Background technology
Present global hepatitis B patient has reached 3.7 hundred million people, and having every year almost, 1,000,000 patients die from this disease relevant disease.Chronic viral hepatitis B virus carrier has 1.2 hundred million in the population of China, and chronic hepatitis patient has 3,400 ten thousand, and the patient who dies from this disease relevant disease every year has 270,000.
Adefovir ester is the prodrug of adenine phosphate compound adefovirdipivoxil, oral after, be converted into adefovirdipivoxil performance antivirus action in vivo.According to present basis and clinical research data about adefovirdipivoxil, adefovirdipivoxil can suppress HBV DNA effectively, and the variant of lamivudine resistance also there is the obvious suppression effect, adefovirdipivoxil drug resistance correlated virus variation incidence rate is lower, therefore it is an effective hepatitis B virus resisting medicine, has broad application prospects.
Disclose a kind of adefovir dipivoxil orally disintegrating tablet and preparation method thereof among the CN 1709268A, disclose the application in adefovir dipivoxil orally disintegrating tablet of saccharin sodium, sucrose, protein sugar (aspartame) and stevioside as sweeting agent.

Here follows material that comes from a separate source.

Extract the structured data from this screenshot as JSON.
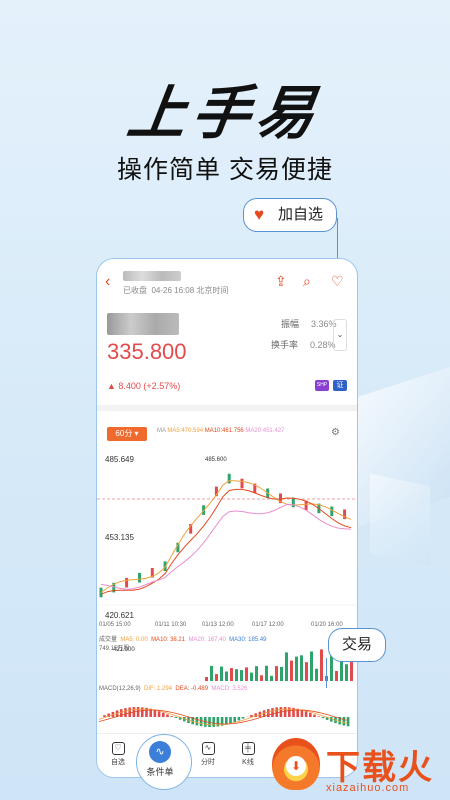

Have been found that, adopt the disclosed saccharin sodium of CN 1709268A to have 25% people and metallic taste is arranged taking aftersensation, protein sugar is an aspartame, sugariness is 180~200 times of sucrose, it and magnesium stearate have incompatibility, and reported once that the side effect that overdose causes was more, comprising: headache, epilepsy grand mal, the loss of memory, gastrointestinal reaction and skin symptom.The sugariness of sucrose is low, and is unfavorable for that diabetes patient and other take the bad disease patient of carbohydrate metabolism.The sugariness of stevioside is 200 times of sucrose, and countries in the world are disputable always to the use of stevioside, and U.S. FDA 3 refusal approvals think that with the application of stevioside as food additive its safety does not also obtain to confirm fully.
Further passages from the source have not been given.